Colin Tweedy, chief executive of Arts & Business, speaking in September at Boris Johnson’s seminar on ‘Arts and the Downturn’, said, ‘Seventy per cent of cultural organisations within London are now seeing a decrease in private-sector investment.’ Boris Johnson, after a visit to New York, thinks more places should charge for admission, although David Cameron seems unlikely to agree. Almost all British arts foundations have lost money.
Are these temporary problems? When the world economy stabilises, will money flow back to artists, curators and producers and the institutions that keep up the supply of new ideas and new shows?
There is no easy answer. The government faces ballooning debt and will severely cut the DCMS budget for 2010/11. Some money that would have gone to the arts is being switched to the loss-making 2012 Olympic Games. But public money and private funds will flow again and the big museums will win back some of their donors and clients.
But the glory days are unlikely to come back, not only because funding is scarce but also because the nature of art is changing. Art today is more collaborative, like Antony Gormley’s Fourth Plinth project and the RSA’s Art and Ecology programme. Many of the so-called ‘new philanthropists’ who emerged out of the media, software and banking boom of the past 20 years seem less interested in supporting old masterpieces than in addressing today’s social issues.
The contrast between old and new is sharply visible in the three generations of Tate. Walk up the 30-odd steps of 19th-century Tate Britain and you pass between classical columns into a marble entrance hall. In contrast, Tate Modern has a spacious wheelchair-friendly ramp and two smaller doors neatly positioned next to money-making bookshops and cafés.
Justifying its proposed extension, Tate Modern says, ‘Changes in contemporary art practice mean that different kinds of spaces are desirable.’ The new building, planned to open in 2012, will ‘more fully integrate the display, learning, and social functions of the museum’ with an emphasis on interaction and social impact. It will build on Nick Serota’s statement in June: ‘I am certain that in the next 10 to 15 years, there will be a limited number of people working in galleries, and more people effectively working as commissioning editors working on material online.’

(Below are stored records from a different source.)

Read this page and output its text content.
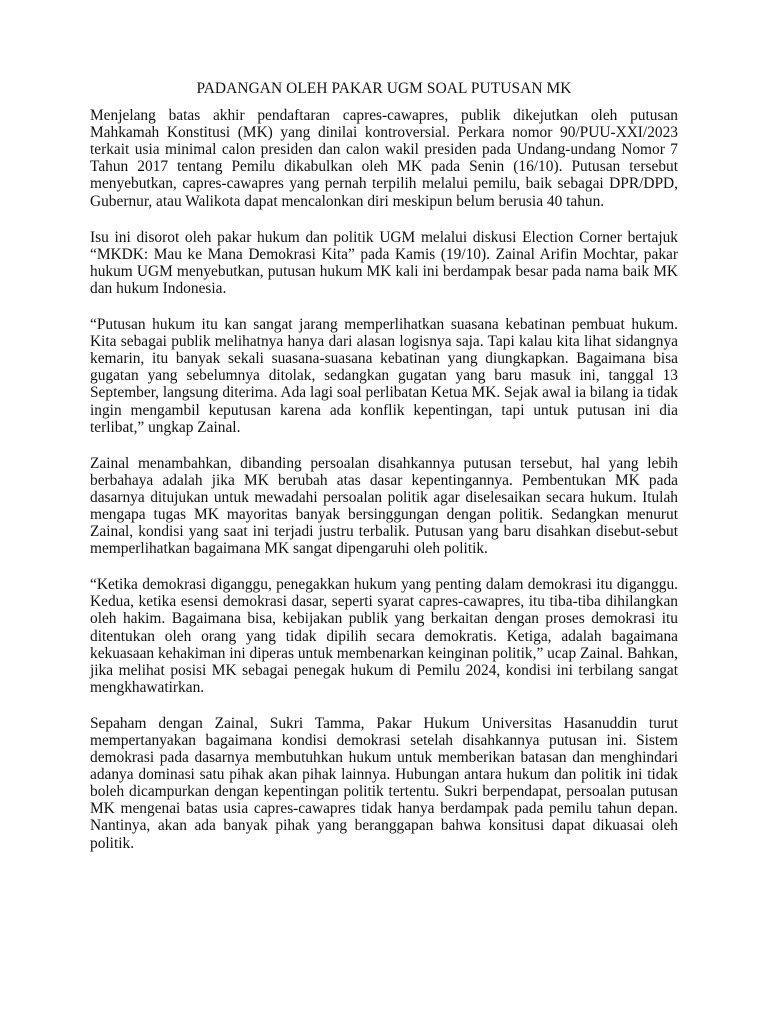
PADANGAN OLEH PAKAR UGM SOAL PUTUSAN MK

Menjelang batas akhir pendaftaran capres-cawapres, publik dikejutkan oleh putusan Mahkamah Konstitusi (MK) yang dinilai kontroversial. Perkara nomor 90/PUU-XXI/2023 terkait usia minimal calon presiden dan calon wakil presiden pada Undang-undang Nomor 7 Tahun 2017 tentang Pemilu dikabulkan oleh MK pada Senin (16/10). Putusan tersebut menyebutkan, capres-cawapres yang pernah terpilih melalui pemilu, baik sebagai DPR/DPD, Gubernur, atau Walikota dapat mencalonkan diri meskipun belum berusia 40 tahun.

Isu ini disorot oleh pakar hukum dan politik UGM melalui diskusi Election Corner bertajuk “MKDK: Mau ke Mana Demokrasi Kita” pada Kamis (19/10). Zainal Arifin Mochtar, pakar hukum UGM menyebutkan, putusan hukum MK kali ini berdampak besar pada nama baik MK dan hukum Indonesia.

“Putusan hukum itu kan sangat jarang memperlihatkan suasana kebatinan pembuat hukum. Kita sebagai publik melihatnya hanya dari alasan logisnya saja. Tapi kalau kita lihat sidangnya kemarin, itu banyak sekali suasana-suasana kebatinan yang diungkapkan. Bagaimana bisa gugatan yang sebelumnya ditolak, sedangkan gugatan yang baru masuk ini, tanggal 13 September, langsung diterima. Ada lagi soal perlibatan Ketua MK. Sejak awal ia bilang ia tidak ingin mengambil keputusan karena ada konflik kepentingan, tapi untuk putusan ini dia terlibat,” ungkap Zainal.

Zainal menambahkan, dibanding persoalan disahkannya putusan tersebut, hal yang lebih berbahaya adalah jika MK berubah atas dasar kepentingannya. Pembentukan MK pada dasarnya ditujukan untuk mewadahi persoalan politik agar diselesaikan secara hukum. Itulah mengapa tugas MK mayoritas banyak bersinggungan dengan politik. Sedangkan menurut Zainal, kondisi yang saat ini terjadi justru terbalik. Putusan yang baru disahkan disebut-sebut memperlihatkan bagaimana MK sangat dipengaruhi oleh politik.

“Ketika demokrasi diganggu, penegakkan hukum yang penting dalam demokrasi itu diganggu. Kedua, ketika esensi demokrasi dasar, seperti syarat capres-cawapres, itu tiba-tiba dihilangkan oleh hakim. Bagaimana bisa, kebijakan publik yang berkaitan dengan proses demokrasi itu ditentukan oleh orang yang tidak dipilih secara demokratis. Ketiga, adalah bagaimana kekuasaan kehakiman ini diperas untuk membenarkan keinginan politik,” ucap Zainal. Bahkan, jika melihat posisi MK sebagai penegak hukum di Pemilu 2024, kondisi ini terbilang sangat mengkhawatirkan.

Sepaham dengan Zainal, Sukri Tamma, Pakar Hukum Universitas Hasanuddin turut mempertanyakan bagaimana kondisi demokrasi setelah disahkannya putusan ini. Sistem demokrasi pada dasarnya membutuhkan hukum untuk memberikan batasan dan menghindari adanya dominasi satu pihak akan pihak lainnya. Hubungan antara hukum dan politik ini tidak boleh dicampurkan dengan kepentingan politik tertentu. Sukri berpendapat, persoalan putusan MK mengenai batas usia capres-cawapres tidak hanya berdampak pada pemilu tahun depan. Nantinya, akan ada banyak pihak yang beranggapan bahwa konsitusi dapat dikuasai oleh politik.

Tate’s request for £50 million of public money appealed as much to the government’s desire for more jobs and more tourists as to a desire for more art. The Arts Council’s plan for 2008–11 lists four development priorities of which three are social (digital, children and the Olympics) and only one is cultural (visual arts).
In today’s creative economy, the visual arts are only one strand alongside digital media, installations, interaction and social enterprise. The collapse of conventional funding is merely hastening this change in the nature of art.
Tate will probably get its £215 million, but its extension may be the last of the big beasts. Already a new generation of artists is creating new kinds of art that doesn’t want to be constrained within a big museum. The public, too, is looking for more interactive pleasures. But where will the money come from?